All organisms consist of cells and form from preexisting cells. These cells constantly divide to replace dead or damaged cells. Cellular division, or mitosis, allows organisms to replace injured cells as quickly as possible; however, with major wounds, such as third degree burns or hernias, healing takes a long time. In 1995, Cook Biotech discovered the unique properties of the porcine small intestinal submucosa, and developed the small intestinal submucosa (SIS) technology. They originally thought the small intestine could be an implant for arteries in humans, but discovered the regrowth property of the intestine instead. This layer of the pig small intestine, after killing off all living cells within the structure, stimulates cell regrowth and withstands tears or breakages. Where ever the matrix is located, it supports restoration of the cells of that type. Put the SIS technology onto skin, and a regrowth of skin cells will be observed. This material will not encapsulate when surgically implanted, but rather is gradually altered, leaving behind organized cells and tissues. As a product from a pig, it is organic and natural for the body.
Over the years, more developments and discoveries improved the SIS technology. Today, Cook Biotech released their most recent designs: the first hybrid biologic and synthetic hernia repair graft. This product combines the cell growth stimulate of the biologic graft and the strength of a synthetic graft. It has been cleared by both the United States and European regulatory agencies and is available for use by physicians. The product, called Zenapro™ Hybrid Hernia Repair Device, mixes a polypropylene mesh with layers of Cook Biotech’s extracellular matrix biomaterial, the SIS.
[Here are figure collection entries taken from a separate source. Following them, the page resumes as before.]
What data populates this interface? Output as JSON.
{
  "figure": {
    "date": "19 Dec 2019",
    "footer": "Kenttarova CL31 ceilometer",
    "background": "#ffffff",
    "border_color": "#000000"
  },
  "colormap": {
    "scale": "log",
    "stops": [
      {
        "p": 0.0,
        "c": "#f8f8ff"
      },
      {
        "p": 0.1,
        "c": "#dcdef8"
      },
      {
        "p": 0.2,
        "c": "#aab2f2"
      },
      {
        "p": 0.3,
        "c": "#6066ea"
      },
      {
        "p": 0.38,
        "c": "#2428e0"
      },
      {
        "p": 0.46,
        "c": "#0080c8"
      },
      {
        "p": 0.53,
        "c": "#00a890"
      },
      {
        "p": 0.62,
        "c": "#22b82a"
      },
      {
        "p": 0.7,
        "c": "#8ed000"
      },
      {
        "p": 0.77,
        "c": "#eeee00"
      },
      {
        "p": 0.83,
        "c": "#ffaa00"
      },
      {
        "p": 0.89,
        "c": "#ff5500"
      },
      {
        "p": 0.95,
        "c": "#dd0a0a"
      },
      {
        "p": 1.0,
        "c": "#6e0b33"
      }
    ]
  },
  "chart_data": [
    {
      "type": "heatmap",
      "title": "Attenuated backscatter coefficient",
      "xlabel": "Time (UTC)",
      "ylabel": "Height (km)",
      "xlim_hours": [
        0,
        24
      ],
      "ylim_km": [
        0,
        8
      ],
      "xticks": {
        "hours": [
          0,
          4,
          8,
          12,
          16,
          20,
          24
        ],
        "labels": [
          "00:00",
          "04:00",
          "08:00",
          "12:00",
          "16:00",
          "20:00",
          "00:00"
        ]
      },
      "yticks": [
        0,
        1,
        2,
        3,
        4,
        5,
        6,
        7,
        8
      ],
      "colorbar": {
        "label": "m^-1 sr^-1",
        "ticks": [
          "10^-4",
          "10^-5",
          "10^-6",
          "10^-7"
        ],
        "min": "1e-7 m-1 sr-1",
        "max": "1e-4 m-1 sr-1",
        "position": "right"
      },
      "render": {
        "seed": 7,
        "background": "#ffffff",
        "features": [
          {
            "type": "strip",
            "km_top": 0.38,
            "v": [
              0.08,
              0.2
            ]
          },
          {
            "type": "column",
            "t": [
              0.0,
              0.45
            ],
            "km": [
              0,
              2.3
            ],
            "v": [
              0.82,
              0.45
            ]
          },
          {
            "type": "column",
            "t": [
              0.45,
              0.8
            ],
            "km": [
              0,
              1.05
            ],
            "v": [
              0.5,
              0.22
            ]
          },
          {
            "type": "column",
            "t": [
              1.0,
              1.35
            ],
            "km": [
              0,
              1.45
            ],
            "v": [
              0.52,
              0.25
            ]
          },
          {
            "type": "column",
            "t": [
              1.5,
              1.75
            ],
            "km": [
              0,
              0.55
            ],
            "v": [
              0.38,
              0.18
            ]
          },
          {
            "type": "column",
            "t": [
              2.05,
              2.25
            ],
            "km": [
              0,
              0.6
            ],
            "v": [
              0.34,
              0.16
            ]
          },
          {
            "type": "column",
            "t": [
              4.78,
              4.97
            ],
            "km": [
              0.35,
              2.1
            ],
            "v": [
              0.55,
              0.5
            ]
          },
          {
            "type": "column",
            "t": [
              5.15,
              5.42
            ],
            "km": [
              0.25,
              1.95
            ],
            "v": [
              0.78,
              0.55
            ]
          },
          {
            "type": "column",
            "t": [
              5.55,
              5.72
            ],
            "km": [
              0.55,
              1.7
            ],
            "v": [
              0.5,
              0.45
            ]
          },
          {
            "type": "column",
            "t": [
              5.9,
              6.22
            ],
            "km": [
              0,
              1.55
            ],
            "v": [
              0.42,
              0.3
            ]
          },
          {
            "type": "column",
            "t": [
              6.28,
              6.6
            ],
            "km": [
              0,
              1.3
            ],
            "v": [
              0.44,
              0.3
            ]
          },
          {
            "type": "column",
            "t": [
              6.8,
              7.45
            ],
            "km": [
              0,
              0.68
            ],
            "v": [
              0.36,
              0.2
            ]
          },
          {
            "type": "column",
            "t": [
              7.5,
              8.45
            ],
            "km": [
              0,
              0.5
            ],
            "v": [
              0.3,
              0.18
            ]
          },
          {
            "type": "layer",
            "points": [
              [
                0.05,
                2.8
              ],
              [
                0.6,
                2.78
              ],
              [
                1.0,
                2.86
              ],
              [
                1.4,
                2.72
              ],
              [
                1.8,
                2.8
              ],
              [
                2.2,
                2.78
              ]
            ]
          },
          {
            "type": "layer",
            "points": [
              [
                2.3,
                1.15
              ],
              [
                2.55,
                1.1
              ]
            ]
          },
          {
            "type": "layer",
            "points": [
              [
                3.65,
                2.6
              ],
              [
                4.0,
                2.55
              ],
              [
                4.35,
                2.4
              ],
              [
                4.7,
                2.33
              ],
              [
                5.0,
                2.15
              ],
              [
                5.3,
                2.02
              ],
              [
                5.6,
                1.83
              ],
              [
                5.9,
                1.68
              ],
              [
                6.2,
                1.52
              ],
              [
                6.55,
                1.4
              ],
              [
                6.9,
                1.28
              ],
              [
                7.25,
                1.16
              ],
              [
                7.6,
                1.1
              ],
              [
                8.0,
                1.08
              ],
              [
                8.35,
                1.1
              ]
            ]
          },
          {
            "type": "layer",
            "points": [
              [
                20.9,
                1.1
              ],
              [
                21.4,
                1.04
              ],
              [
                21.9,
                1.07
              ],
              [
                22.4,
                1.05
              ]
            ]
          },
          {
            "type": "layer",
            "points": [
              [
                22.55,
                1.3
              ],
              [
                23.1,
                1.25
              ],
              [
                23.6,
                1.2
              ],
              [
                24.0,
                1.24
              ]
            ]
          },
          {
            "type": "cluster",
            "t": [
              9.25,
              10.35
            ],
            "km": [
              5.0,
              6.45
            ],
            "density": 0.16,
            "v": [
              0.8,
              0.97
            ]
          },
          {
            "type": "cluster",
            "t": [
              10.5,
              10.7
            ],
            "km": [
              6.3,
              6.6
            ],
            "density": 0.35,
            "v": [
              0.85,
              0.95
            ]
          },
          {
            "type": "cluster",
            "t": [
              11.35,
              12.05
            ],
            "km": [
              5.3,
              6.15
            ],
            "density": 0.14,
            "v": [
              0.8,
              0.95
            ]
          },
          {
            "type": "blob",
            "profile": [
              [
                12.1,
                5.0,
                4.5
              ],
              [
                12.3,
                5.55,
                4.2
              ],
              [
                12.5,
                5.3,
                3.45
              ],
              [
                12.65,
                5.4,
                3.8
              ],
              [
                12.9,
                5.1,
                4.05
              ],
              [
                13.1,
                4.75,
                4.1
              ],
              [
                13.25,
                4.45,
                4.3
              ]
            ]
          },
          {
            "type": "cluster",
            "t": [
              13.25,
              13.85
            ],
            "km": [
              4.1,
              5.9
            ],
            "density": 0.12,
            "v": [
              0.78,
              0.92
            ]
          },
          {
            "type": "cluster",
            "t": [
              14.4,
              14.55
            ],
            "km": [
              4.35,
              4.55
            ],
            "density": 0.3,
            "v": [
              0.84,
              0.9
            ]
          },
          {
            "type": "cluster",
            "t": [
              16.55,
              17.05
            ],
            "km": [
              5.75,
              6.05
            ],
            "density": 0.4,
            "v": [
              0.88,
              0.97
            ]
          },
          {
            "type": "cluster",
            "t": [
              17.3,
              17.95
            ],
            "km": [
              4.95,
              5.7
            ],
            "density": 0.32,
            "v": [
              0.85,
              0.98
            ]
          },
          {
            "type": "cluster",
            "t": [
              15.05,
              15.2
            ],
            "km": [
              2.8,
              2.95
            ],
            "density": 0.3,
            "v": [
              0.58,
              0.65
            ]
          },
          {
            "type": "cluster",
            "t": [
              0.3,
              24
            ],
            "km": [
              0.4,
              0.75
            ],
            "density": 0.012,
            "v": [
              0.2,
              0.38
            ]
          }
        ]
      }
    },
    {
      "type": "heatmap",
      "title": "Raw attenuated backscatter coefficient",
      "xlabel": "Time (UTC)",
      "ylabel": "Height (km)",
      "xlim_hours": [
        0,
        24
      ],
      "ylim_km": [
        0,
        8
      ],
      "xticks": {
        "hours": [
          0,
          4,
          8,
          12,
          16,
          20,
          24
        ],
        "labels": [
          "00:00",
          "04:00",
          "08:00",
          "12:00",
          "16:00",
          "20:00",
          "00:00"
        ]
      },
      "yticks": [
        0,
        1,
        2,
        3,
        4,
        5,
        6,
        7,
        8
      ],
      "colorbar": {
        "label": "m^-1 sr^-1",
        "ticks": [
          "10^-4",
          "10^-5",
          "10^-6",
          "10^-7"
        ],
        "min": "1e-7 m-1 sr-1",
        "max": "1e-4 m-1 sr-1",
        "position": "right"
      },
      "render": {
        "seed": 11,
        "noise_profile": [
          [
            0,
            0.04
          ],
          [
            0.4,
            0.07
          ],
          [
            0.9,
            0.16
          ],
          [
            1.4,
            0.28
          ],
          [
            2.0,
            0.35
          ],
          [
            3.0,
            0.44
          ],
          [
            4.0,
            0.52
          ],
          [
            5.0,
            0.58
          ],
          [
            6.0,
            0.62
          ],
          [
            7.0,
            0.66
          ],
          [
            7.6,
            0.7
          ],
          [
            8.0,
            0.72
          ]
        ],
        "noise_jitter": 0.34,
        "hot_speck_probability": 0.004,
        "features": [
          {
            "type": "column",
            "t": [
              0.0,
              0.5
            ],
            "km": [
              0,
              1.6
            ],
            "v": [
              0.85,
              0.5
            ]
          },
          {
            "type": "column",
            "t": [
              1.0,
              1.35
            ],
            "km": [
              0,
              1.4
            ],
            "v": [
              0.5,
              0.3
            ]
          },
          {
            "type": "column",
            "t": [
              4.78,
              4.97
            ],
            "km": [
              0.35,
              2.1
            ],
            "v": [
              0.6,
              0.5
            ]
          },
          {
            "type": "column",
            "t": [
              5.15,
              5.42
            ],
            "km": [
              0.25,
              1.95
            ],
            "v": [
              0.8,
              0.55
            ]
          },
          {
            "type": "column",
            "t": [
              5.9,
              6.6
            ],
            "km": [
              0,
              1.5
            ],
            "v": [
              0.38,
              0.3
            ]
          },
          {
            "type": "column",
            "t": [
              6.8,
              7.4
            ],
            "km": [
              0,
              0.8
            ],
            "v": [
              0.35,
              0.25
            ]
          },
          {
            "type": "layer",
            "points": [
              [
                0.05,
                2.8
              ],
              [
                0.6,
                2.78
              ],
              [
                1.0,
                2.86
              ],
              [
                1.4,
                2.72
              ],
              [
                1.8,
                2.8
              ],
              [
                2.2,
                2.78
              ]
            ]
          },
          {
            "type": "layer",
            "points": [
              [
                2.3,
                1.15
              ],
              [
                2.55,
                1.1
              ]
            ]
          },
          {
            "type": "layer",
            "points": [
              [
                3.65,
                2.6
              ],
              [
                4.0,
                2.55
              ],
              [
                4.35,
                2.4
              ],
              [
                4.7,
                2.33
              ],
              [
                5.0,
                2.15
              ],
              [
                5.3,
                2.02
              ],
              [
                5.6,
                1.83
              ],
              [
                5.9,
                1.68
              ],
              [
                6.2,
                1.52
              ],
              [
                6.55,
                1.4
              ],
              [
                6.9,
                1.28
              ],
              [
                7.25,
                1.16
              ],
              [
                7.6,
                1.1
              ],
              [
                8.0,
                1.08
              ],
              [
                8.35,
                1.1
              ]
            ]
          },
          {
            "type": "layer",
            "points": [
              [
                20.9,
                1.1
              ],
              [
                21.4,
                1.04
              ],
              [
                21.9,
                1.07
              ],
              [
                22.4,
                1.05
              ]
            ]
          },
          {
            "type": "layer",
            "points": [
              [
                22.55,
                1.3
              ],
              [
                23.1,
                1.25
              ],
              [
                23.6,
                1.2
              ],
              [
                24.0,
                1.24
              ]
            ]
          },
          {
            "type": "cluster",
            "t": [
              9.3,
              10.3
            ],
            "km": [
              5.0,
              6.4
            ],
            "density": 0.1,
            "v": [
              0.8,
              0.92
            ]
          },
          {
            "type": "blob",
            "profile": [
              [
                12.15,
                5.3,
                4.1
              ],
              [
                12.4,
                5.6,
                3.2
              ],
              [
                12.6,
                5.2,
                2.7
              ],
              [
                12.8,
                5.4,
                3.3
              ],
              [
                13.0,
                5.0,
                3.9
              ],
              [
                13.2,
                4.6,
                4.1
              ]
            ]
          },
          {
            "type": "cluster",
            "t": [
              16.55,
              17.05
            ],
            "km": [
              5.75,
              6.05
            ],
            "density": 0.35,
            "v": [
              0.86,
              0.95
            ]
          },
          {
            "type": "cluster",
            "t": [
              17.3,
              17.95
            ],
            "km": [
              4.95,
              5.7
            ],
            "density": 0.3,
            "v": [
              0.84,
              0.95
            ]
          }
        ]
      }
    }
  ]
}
The extracellular matrix is the structural and functional substance that surrounds cells in tissues. The composition of the extracellular matrix differs a little based on which tissue it is in, but is composed by four molecules: structural proteins, glycoproteins, glycosaminoglycans and proteoglycans, and matricellular proteins. The structural proteins is the most abundant protein within the extracellular matrix, and is usually collagen. To allow movement of cells through the matrix, glycoproteins help bind cells to the collagen. Glycoproteins also maintain hydration by absorbing water and bind growth factors, and important part of cell signaling. The matricellular proteins add functional utility to the extracellular matrix. SIS is the extracellular matrix from the pig’s small intestine, which is part of the reason why it stimulates cell regrowth. Scientists are still unsure why SIS will stimulate any sort of cell regrowth, rather than just intestinal cell regrowth, and research is being done to discover why this mysterious observation occurs.
A unique characteristic in the production of SIS technology is that each product must be handmade. The laboratory contains vacuum seals, sewing machines, and dried layers of SIS. Skilled workers stitch layers of SIS together to the desired thickness for particular purposes. Skin requires thinner, rectangular layers to cover large areas, whereas hernias require a thick, cylindrical shape to fill in the hole and stimulate regrowth. SIS technology can be used in the eyes, cardiovascular system, or even in an anal or rectovaginal fistula. The many uses and unique qualities of SIS predict a future with more biologic surgical devices and implants in the future of medicine.